Half curled in the stretcher, his chest covered in stickers but with his soiled khakis and muddy boots still on, he stares at me with bulging eyes. Gray flames of hair sprouting from his small skull make him look like a poor Einstein impersonator.
“Yes,” he blurts, then cups his right chest with a thick, calloused hand.
“When I breathe.” He takes in a deep breath then lets it out with a groan. “It hurts. And when I move.” He twists a mere 10 degrees and bellows.
That’s not the chest pain I expected.
“The boat trailer. It was stuck in the mud. I had to move it.”
“Ah, so you pulled it out and that’s when the pain started? You pulled too hard?”
He looks at me like I’m thick.
“I pulled it with the truck.” he says.
“So it started as you were driving?”
“I pulled it out. It left these deep ruts in the mud, since it’s been there since last year. I took a rake to them.”
“So the pain started as you were raking?”
“When I fell.” he says.
He nods, shifts a little, and lets out another scream.
“How did you fall?”
“I dunno. I didn’t see. I was standing, then I was down.”
“You slipped maybe?”
“What did you fall on?”
“The hitch” he says, holding on tight to his right lower ribs.
“Where did it catch you?”
He nods to the hand holding his ribs.
I palpate his right upper abdomen. He groans again. It’s the liver, I think.
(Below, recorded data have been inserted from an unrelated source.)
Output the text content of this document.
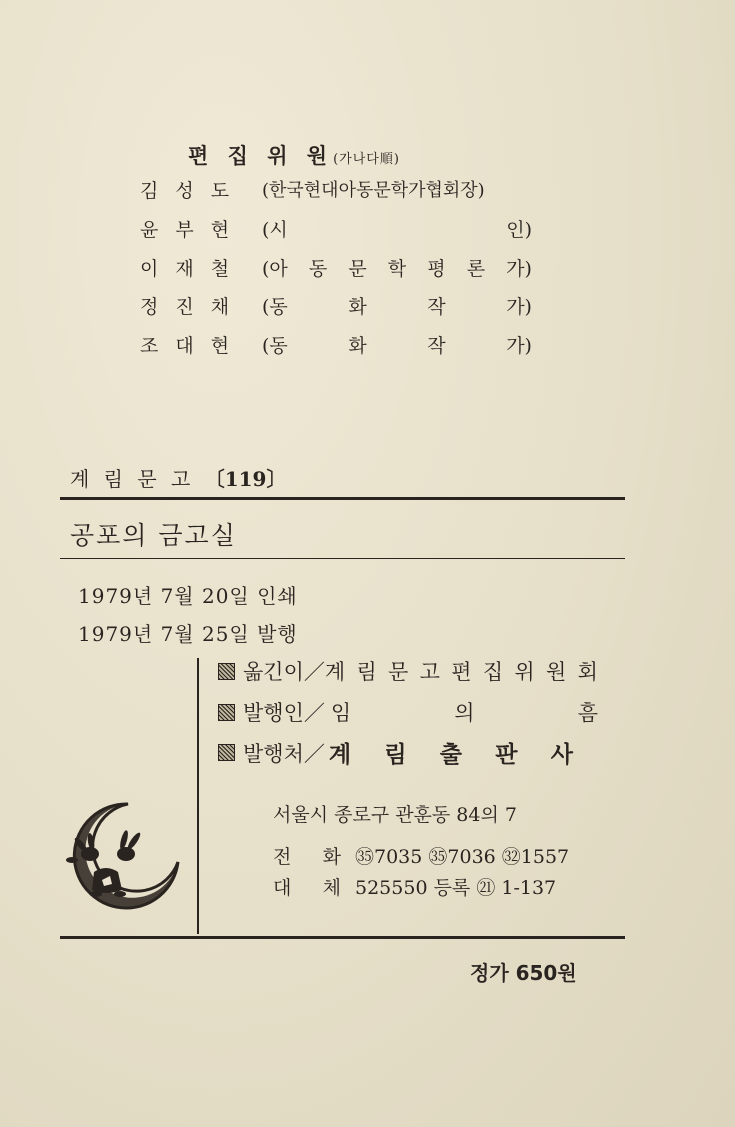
편 집 위 원(가나다順)
김성도 (한국현대아동문학가협회장)
윤부현 (시	인)
이재철 (아 동 문 학 평 론 가)
정진채 (동	화	작	가)
조대현 (동	화	작	가)
계 림 문 고 〔119〕
공포의 금고실
1979년 7월 20일 인쇄
1979년 7월 25일 발행
옮긴이／ 계 림 문 고 편 집 위 원 회
발행인／ 임	의	흠
발행처／ 계 림 출 판 사
서울시 종로구 관훈동 84의 7
전 화 ㉟7035 ㉟7036 ㉜1557
대 체 525550 등록 ㉑ 1-137
정가 650원
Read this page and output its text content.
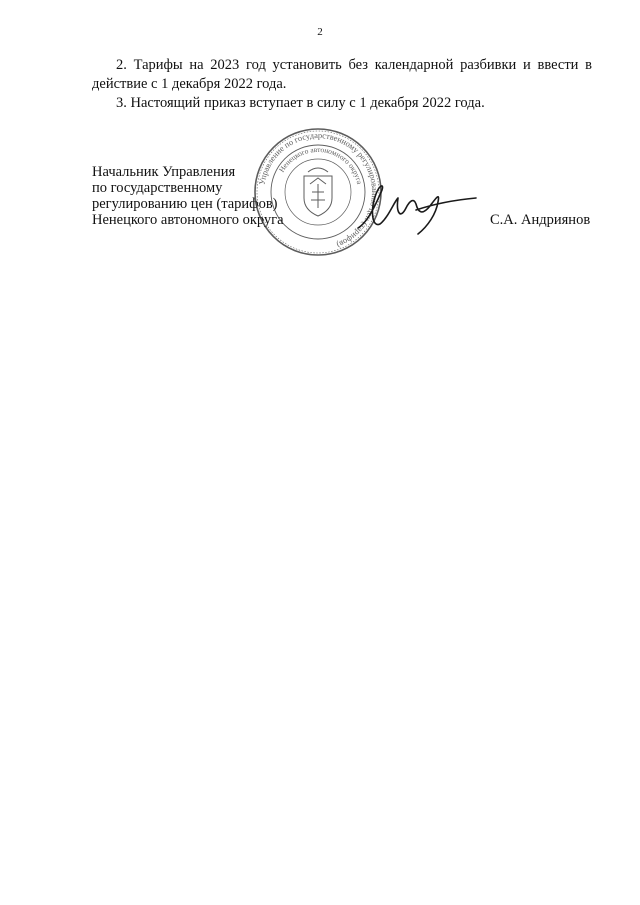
2

2. Тарифы на 2023 год установить без календарной разбивки и ввести в действие с 1 декабря 2022 года.

3. Настоящий приказ вступает в силу с 1 декабря 2022 года.

Начальник Управления
по государственному
регулированию цен (тарифов)
Ненецкого автономного округа
Управление по государственному регулированию цен (тарифов)
Ненецкого автономного округа
С.А. Андриянов
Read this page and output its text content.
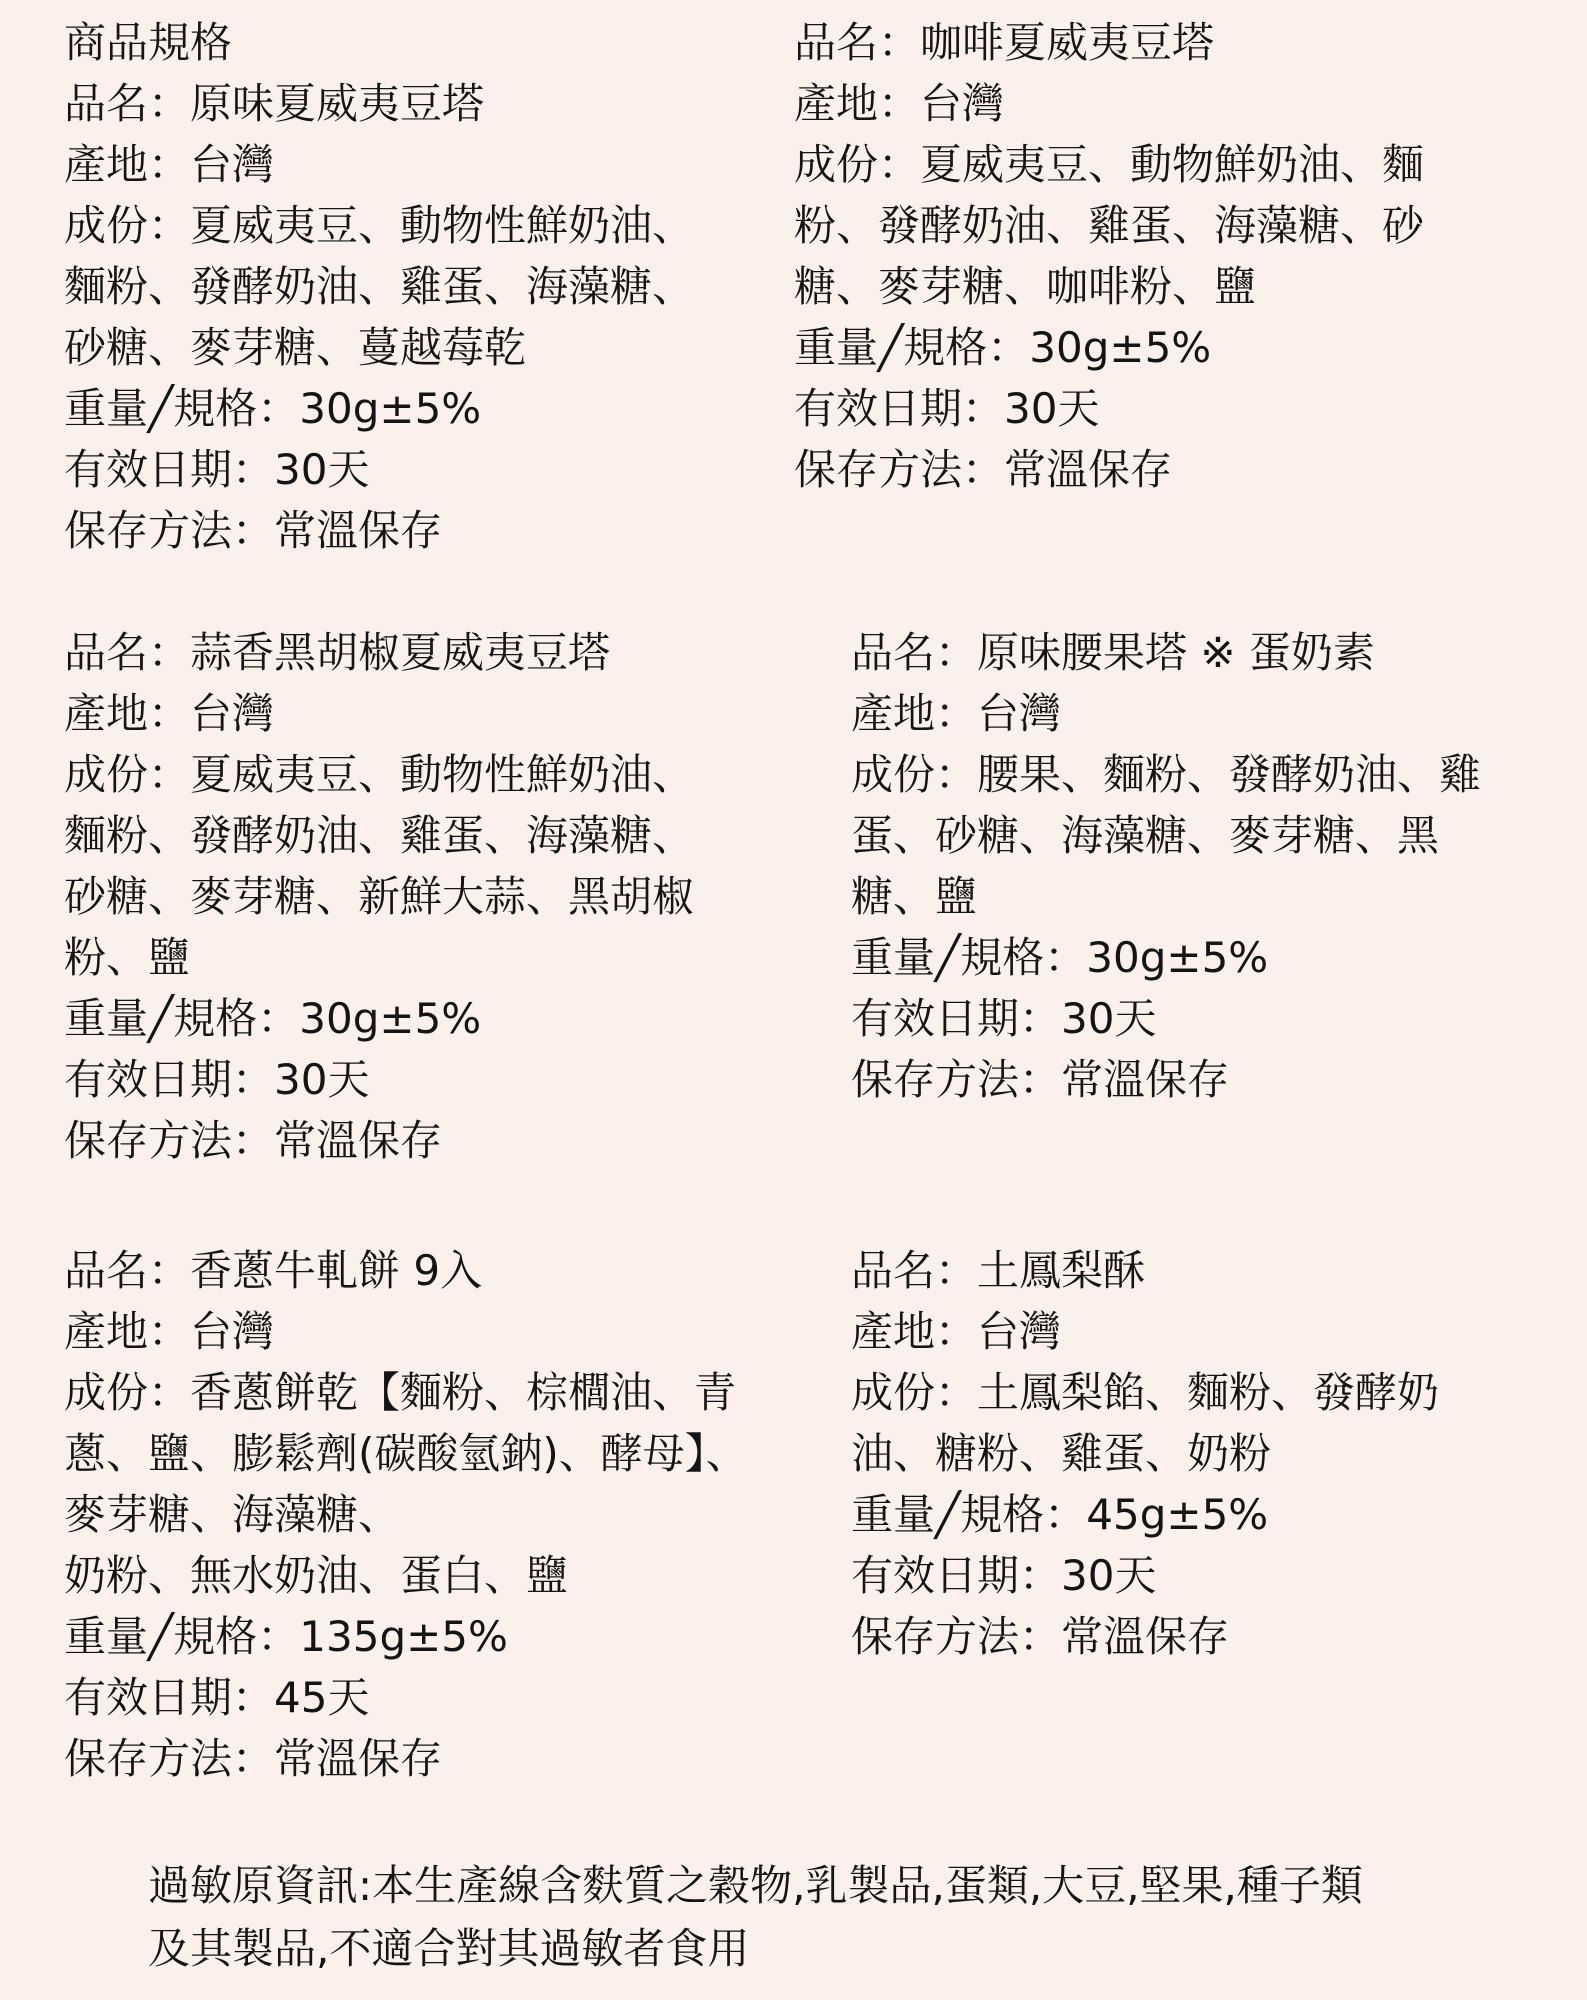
商品規格
品名：原味夏威夷豆塔
產地：台灣
成份：夏威夷豆、動物性鮮奶油、
麵粉、發酵奶油、雞蛋、海藻糖、
砂糖、麥芽糖、蔓越莓乾
重量╱規格：30g±5%
有效日期：30天
保存方法：常溫保存
品名：咖啡夏威夷豆塔
產地：台灣
成份：夏威夷豆、動物鮮奶油、麵
粉、發酵奶油、雞蛋、海藻糖、砂
糖、麥芽糖、咖啡粉、鹽
重量╱規格：30g±5%
有效日期：30天
保存方法：常溫保存
品名：蒜香黑胡椒夏威夷豆塔
產地：台灣
成份：夏威夷豆、動物性鮮奶油、
麵粉、發酵奶油、雞蛋、海藻糖、
砂糖、麥芽糖、新鮮大蒜、黑胡椒
粉、鹽
重量╱規格：30g±5%
有效日期：30天
保存方法：常溫保存
品名：原味腰果塔 ※ 蛋奶素
產地：台灣
成份：腰果、麵粉、發酵奶油、雞
蛋、砂糖、海藻糖、麥芽糖、黑
糖、鹽
重量╱規格：30g±5%
有效日期：30天
保存方法：常溫保存
品名：香蔥牛軋餅 9入
產地：台灣
成份：香蔥餅乾【麵粉、棕櫚油、青
蔥、鹽、膨鬆劑(碳酸氫鈉)、酵母】、
麥芽糖、海藻糖、
奶粉、無水奶油、蛋白、鹽
重量╱規格：135g±5%
有效日期：45天
保存方法：常溫保存
品名：土鳳梨酥
產地：台灣
成份：土鳳梨餡、麵粉、發酵奶
油、糖粉、雞蛋、奶粉
重量╱規格：45g±5%
有效日期：30天
保存方法：常溫保存
過敏原資訊:本生產線含麩質之穀物,乳製品,蛋類,大豆,堅果,種子類
及其製品,不適合對其過敏者食用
My nurse rolls in the ultrasound machine. I look for a black stripe between the liver and the kidney, the sign of bleeding in his abdomen. There’s none but he’s firm and exquisitely tender.
I have to scan him.
“When did this happen?”
“It took you a while to get here. What did you do, you walked?”
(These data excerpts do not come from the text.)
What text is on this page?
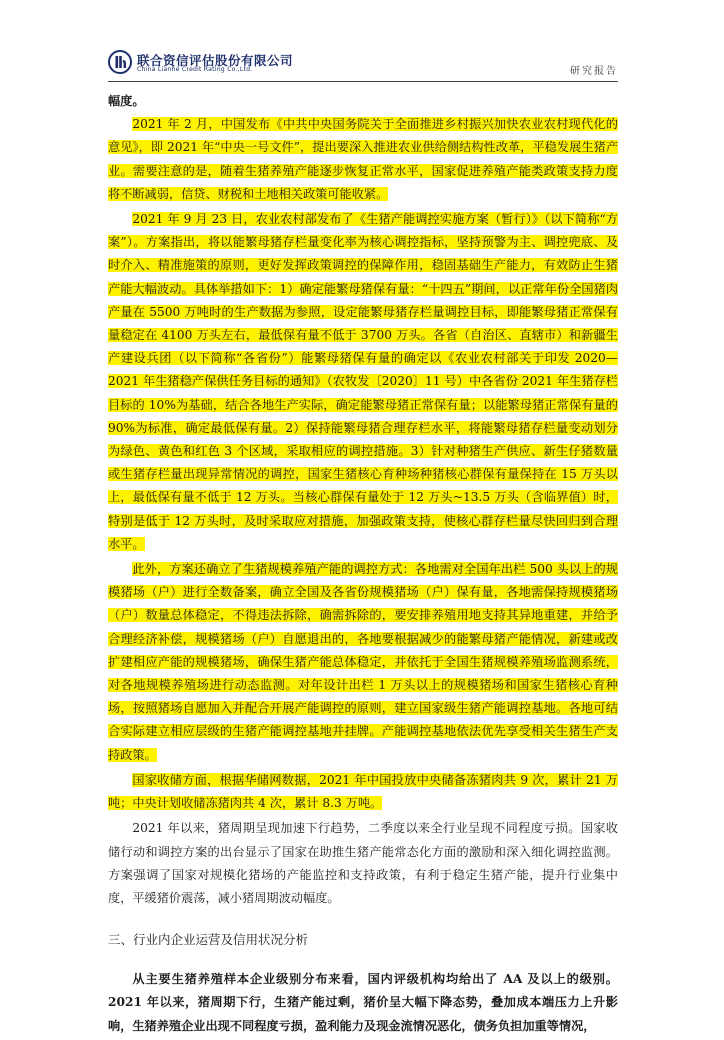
联合资信评估股份有限公司
China Lianhe Credit Rating Co.,Ltd.	研究报告

幅度。

2021 年 2 月，中国发布《中共中央国务院关于全面推进乡村振兴加快农业农村现代化的意见》，即 2021 年“中央一号文件”，提出要深入推进农业供给侧结构性改革，平稳发展生猪产业。需要注意的是，随着生猪养殖产能逐步恢复正常水平，国家促进养殖产能类政策支持力度将不断减弱，信贷、财税和土地相关政策可能收紧。

2021 年 9 月 23 日，农业农村部发布了《生猪产能调控实施方案（暂行）》（以下简称“方案”）。方案指出，将以能繁母猪存栏量变化率为核心调控指标，坚持预警为主、调控兜底、及时介入、精准施策的原则，更好发挥政策调控的保障作用，稳固基础生产能力，有效防止生猪产能大幅波动。具体举措如下：1）确定能繁母猪保有量：“十四五”期间，以正常年份全国猪肉产量在 5500 万吨时的生产数据为参照，设定能繁母猪存栏量调控目标，即能繁母猪正常保有量稳定在 4100 万头左右，最低保有量不低于 3700 万头。各省（自治区、直辖市）和新疆生产建设兵团（以下简称“各省份”）能繁母猪保有量的确定以《农业农村部关于印发 2020—2021 年生猪稳产保供任务目标的通知》（农牧发〔2020〕11 号）中各省份 2021 年生猪存栏目标的 10%为基础，结合各地生产实际，确定能繁母猪正常保有量；以能繁母猪正常保有量的 90%为标准，确定最低保有量。2）保持能繁母猪合理存栏水平，将能繁母猪存栏量变动划分为绿色、黄色和红色 3 个区域，采取相应的调控措施。3）针对种猪生产供应、新生仔猪数量或生猪存栏量出现异常情况的调控，国家生猪核心育种场种猪核心群保有量保持在 15 万头以上，最低保有量不低于 12 万头。当核心群保有量处于 12 万头~13.5 万头（含临界值）时，特别是低于 12 万头时，及时采取应对措施，加强政策支持，使核心群存栏量尽快回归到合理水平。

此外，方案还确立了生猪规模养殖产能的调控方式：各地需对全国年出栏 500 头以上的规模猪场（户）进行全数备案，确立全国及各省份规模猪场（户）保有量，各地需保持规模猪场（户）数量总体稳定，不得违法拆除，确需拆除的，要安排养殖用地支持其异地重建，并给予合理经济补偿，规模猪场（户）自愿退出的，各地要根据减少的能繁母猪产能情况，新建或改扩建相应产能的规模猪场，确保生猪产能总体稳定，并依托于全国生猪规模养殖场监测系统，对各地规模养殖场进行动态监测。对年设计出栏 1 万头以上的规模猪场和国家生猪核心育种场，按照猪场自愿加入并配合开展产能调控的原则，建立国家级生猪产能调控基地。各地可结合实际建立相应层级的生猪产能调控基地并挂牌。产能调控基地依法优先享受相关生猪生产支持政策。

国家收储方面，根据华储网数据，2021 年中国投放中央储备冻猪肉共 9 次，累计 21 万吨；中央计划收储冻猪肉共 4 次，累计 8.3 万吨。

2021 年以来，猪周期呈现加速下行趋势，二季度以来全行业呈现不同程度亏损。国家收储行动和调控方案的出台显示了国家在助推生猪产能常态化方面的激励和深入细化调控监测。方案强调了国家对规模化猪场的产能监控和支持政策，有利于稳定生猪产能，提升行业集中度，平缓猪价震荡，减小猪周期波动幅度。

三、行业内企业运营及信用状况分析

从主要生猪养殖样本企业级别分布来看，国内评级机构均给出了 AA 及以上的级别。2021 年以来，猪周期下行，生猪产能过剩，猪价呈大幅下降态势，叠加成本端压力上升影响，生猪养殖企业出现不同程度亏损，盈利能力及现金流情况恶化，债务负担加重等情况，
“Just about.” he says. “I don’t like doctors. I wouldn’t have come if it wasn’t for her.” he nods to the woman, short haired and round, sitting by the foot of the bed. She hasn’t said a word since we shook hands. Maybe not even then.
“She made me come.”
“Good for her.” I smile at her. She smiles back.
“He’s stubborn,” she says.
That, I noticed.
“I’m not like my father. He was a kleptomaniac.” he says, shifting a little and moaning again.
“How so?” I ask.
“He’d always go to the doctors, for the littlest thing. A stubbed toe, a little bruise, and off to the doctors he went. All the damn time.”
“Did he steal things?”
“Steel things? No, mostly wood. He was a carpenter.”
“Hypochondriac.” I say softly.
“Kleptomaniac.” he says.
I shrug. Who am I to disagree? I don’t even know his father.
‘I’ll have to get a CT scan to check your liver.”
He shrugs. That small move is enough to get him screaming again.
I scan him.
He’s got a liver hemorrhage. A small one.
“We’ll keep you in the hospital overnight to watch you. We’ll also take care of your pain,” I say.
He opens his mouth to say no.
His wife speaks first. “Good.”
She gives him a fierce look, daring him to say something.
He wilts under her heat.
“Thank you,” he says.
“It was my pleasure.”
And that’s true.
“Who am I to disagree? I don’t even know his father.”
Please let me remember the time I read this and imagined you saying it at the desk. I heard your voice and laughed.